Au lendemain de leur prestation de serment, les nouveaux membres de la Haute Autorité de la Communication (HAC) ont été installés dans leurs fonctions ce mardi, 1er septembre 2020. C’est le ministre conseiller du président de la République chargé des relations avec les institutions de la République qui a présidé la passation de service entre la présidente sortante, Martine Condé, et son successeur, Boubacar Yacine Diallo. La cérémonie a connu la présence de quelques membres du gouvernement et de représentants des organisations des médias, a constaté un reporter de Guineematin.com qui était sur place.

A cette occasion, Martine Condé a remercié le président Alpha Condé pour la confiance qu’il a placée en l’envoyant comme sa représentante dans cette institution républicaine. Elle a salué également la bonne collaboration des commissaires sortants et du personnel de la Haute Autorité de la Communication. Ce qui a permis à l’équipe qu’elle dirigeait pendant les cinq dernières années d’avoir un bilan, à ses yeux, positif.

« Durant ce quinquennat, nous avons pu atteindre quelques objectifs, dont entre autres, une visite de travail dans les quartiers généraux des partis politiques pour leur accessibilité aux médias publics et privés dans l’intérêt d’organiser des élections apaisées ; l’édition de cartes de presse sécurisées pour les journalistes ; une mission mixte dans les sièges des radios et télévisions privées sur l’ensemble du territoire national… ».

Mais le plus grand succès de la HAC, ajoute-t-elle, est la mise en place d’un système de monitoring des radios et télévisions, grâce à un système dénommé SIXMAPY, mis en place par le commissaire Mamady Keïta. « Grâce à ce système, nous avons révolutionné la régulation de l’audiovisuel en république de Guinée. Ce système, reconnu comme léger, innovant et unique en Afrique, permet d’enregistrer les sons en heure et en date de toutes les émissions », s’est félicitée Martine Condé.

La présidente sortante a regretté par ailleurs, de nombreux dérapages enregistrés au niveau des médias, avant de suggérer au président entrant d’utiliser la pédagogie pour faire face à cette situation, tout en appelant à la prise de conscience des journalistes.

De son côté, le président entrant, Boubacar Yacine Diallo, a adressé exprimé sa reconnaissance au président de la République, qui l’a nommé à ce poste, et ses sincères remerciements à l’Union des radios et télévisions libres de Guinée (URTELGUI), qui l’a désigné comme son représentant à la HAC. Il a promis d’assainir la presse mais également de travailler à l’amélioration des relations de confiance entre les citoyens et les usagers de la communication.

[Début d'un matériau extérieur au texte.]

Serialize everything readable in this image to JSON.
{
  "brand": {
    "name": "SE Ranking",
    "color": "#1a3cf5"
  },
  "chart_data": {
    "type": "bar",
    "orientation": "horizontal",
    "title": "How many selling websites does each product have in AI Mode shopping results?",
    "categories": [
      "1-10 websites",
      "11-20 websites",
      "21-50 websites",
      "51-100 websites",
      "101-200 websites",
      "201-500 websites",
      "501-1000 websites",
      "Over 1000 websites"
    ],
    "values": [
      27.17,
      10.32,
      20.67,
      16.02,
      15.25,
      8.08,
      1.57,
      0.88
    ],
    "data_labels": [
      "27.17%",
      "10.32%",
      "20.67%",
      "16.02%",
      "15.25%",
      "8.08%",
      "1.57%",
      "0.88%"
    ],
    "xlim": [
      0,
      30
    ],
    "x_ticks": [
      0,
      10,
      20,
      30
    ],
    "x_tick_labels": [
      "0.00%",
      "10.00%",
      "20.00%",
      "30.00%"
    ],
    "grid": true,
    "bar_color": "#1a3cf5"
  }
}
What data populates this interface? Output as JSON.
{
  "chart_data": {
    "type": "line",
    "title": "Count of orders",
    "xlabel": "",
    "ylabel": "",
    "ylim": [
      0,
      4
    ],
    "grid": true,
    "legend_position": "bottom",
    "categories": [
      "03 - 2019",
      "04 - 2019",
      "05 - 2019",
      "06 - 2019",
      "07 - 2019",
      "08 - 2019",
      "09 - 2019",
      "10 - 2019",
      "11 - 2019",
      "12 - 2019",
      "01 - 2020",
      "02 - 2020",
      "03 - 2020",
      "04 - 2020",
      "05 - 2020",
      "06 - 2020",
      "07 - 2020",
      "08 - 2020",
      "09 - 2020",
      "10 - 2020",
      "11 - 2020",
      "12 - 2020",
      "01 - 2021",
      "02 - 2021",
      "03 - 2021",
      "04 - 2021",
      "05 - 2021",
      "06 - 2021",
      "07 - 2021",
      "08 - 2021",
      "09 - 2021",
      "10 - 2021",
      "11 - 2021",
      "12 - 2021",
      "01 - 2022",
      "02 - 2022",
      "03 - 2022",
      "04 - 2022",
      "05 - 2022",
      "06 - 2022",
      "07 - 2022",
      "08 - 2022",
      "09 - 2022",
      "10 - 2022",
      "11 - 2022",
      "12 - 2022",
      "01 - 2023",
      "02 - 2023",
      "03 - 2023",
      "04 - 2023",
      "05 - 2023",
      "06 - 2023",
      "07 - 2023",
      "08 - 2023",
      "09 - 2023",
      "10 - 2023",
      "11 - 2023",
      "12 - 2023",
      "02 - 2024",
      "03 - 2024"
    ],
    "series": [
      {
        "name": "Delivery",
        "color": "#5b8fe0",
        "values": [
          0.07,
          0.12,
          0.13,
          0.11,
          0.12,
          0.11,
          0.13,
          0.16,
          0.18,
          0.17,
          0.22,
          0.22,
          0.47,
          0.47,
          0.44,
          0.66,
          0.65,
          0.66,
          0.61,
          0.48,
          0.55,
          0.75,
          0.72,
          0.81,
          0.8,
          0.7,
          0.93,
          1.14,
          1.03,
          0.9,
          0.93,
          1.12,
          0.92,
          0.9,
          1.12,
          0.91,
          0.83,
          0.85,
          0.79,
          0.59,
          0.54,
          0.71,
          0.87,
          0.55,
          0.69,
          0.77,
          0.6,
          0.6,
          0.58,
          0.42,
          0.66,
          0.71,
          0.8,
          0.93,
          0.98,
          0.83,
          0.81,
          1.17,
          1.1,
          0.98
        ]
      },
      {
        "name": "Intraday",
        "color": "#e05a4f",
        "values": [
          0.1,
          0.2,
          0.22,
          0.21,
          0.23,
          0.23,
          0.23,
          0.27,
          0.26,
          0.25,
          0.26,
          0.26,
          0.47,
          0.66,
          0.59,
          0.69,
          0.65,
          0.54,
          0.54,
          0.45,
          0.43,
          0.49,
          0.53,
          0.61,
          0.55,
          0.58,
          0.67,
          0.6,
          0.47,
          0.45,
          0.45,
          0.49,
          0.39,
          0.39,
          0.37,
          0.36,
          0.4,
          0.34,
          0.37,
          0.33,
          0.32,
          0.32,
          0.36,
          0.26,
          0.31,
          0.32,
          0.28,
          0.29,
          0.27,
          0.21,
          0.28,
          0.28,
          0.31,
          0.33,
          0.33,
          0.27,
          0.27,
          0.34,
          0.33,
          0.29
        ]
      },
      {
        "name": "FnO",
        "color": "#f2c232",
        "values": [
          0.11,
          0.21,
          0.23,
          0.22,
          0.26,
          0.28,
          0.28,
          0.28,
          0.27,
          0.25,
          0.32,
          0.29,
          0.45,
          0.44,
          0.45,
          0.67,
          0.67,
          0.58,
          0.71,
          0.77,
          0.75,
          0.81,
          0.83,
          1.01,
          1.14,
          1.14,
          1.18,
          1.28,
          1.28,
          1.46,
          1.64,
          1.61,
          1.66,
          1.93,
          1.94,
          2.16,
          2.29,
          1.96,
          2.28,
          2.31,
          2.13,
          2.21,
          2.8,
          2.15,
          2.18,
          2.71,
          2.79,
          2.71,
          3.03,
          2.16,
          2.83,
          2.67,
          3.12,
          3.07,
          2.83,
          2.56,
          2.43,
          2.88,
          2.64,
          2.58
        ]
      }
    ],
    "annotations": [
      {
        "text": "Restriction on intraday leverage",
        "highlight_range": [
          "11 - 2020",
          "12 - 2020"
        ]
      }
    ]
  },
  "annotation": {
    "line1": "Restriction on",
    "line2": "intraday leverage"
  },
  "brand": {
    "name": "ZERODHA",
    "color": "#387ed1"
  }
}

Boubacar Yacine Diallo, nouveau président de la HAC

« Ayons le courage de le dénoncer ici et maintenant. Une meute d’individus se présentant comme des journalistes et qui n’y vient que pour chercher de l’argent, a fini par nous envahir. La collaboration de tous les journalistes qui se reconnaissent comme tel est souhaitée… Une des tâches du nouveau collège, c’est d’assainir la presse », a-t-il annoncé, tout en soulignant que la carte de presse sera l’arme du nouveau collège de la HAC. Le fondateur de la radio Horizon FM a appelé également les patrons de presse à mieux traiter les journalistes pour leur permettre de faire correctement leur travail.

L’autre urgence soulevée par le Boubacar Yacine Diallo, est l’autorégulation de la presse. Pour y réussir, il encourage les patrons et le syndicat de la presse, à parachever le document sur les Convention collective, qui énumère à la fois les droits et les devoirs des journalistes. Si le nouveau collège de la Haute Autorité de la Communication privilégie le dialogue dans la régulation des médias, il n’exclut pas aussi des sanctions.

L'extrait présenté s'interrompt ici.